In October 2021, the AFRC launched investigations into Evergrande’s financial statements for 2020 and the first half of 2021, as well as PwC’s audit report for Evergrande’s 2020 annual results. The AFRC has yet to determine whether PricewaterhouseCoopers violated any professional rules.
The silence of auditors during financial crises is well-documented, yet little effective action has been taken. No auditing firm has returned fees for deficient audits. Earlier this year, nearly six years after the banking crash, a US auditing regulator reported that over one in three audits inspected were deficient and lacked sufficient evidence for auditors to reach a conclusion.
The standard response from the auditing industry to criticism has been denial or minor adjustments to auditing standards, codes of ethics, and promises of tougher actions against laggards. However, these solutions are inadequate. Poor audits are a systemic problem, as auditing firms, acting as the private police force of capitalism, are not subjected to the pressures and incentives usually associated with the private sector.

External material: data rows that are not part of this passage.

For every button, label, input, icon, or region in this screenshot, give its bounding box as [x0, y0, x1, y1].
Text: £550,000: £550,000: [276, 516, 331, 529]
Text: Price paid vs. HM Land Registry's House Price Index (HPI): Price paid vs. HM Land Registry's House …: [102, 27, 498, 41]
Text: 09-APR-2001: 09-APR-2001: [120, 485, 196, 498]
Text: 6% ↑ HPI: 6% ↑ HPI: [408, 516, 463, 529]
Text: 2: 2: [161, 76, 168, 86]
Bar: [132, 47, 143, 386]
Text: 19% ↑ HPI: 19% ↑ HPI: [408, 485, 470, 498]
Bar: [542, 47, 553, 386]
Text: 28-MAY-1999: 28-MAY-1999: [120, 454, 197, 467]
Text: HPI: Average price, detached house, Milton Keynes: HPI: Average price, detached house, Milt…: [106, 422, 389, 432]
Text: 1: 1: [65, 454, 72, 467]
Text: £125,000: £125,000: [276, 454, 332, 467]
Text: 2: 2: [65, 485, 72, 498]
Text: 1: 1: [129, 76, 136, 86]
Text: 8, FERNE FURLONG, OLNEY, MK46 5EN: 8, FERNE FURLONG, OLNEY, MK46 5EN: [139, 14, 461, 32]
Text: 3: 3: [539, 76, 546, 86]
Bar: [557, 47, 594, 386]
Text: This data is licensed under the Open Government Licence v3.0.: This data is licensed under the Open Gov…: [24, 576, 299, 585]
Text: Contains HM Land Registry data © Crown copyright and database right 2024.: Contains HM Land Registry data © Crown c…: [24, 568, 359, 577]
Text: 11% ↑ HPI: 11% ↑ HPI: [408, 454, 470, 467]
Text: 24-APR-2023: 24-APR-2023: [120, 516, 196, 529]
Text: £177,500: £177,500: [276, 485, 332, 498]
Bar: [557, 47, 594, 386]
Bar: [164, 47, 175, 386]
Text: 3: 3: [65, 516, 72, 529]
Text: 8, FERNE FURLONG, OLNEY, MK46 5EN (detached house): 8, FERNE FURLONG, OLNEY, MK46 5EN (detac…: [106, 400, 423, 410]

While the matter is still being investigated, PricewaterhouseCoopers had a duty to review the company’s financials in accordance with the generally accepted standards of the audit profession. If found guilty, the authorities are obliged to impose the harshest penalties on the audit firm. In the absence of fair audits, investors may invest in companies with inflated financial performance, risking their hard-earned money and eroding trust in the financial system.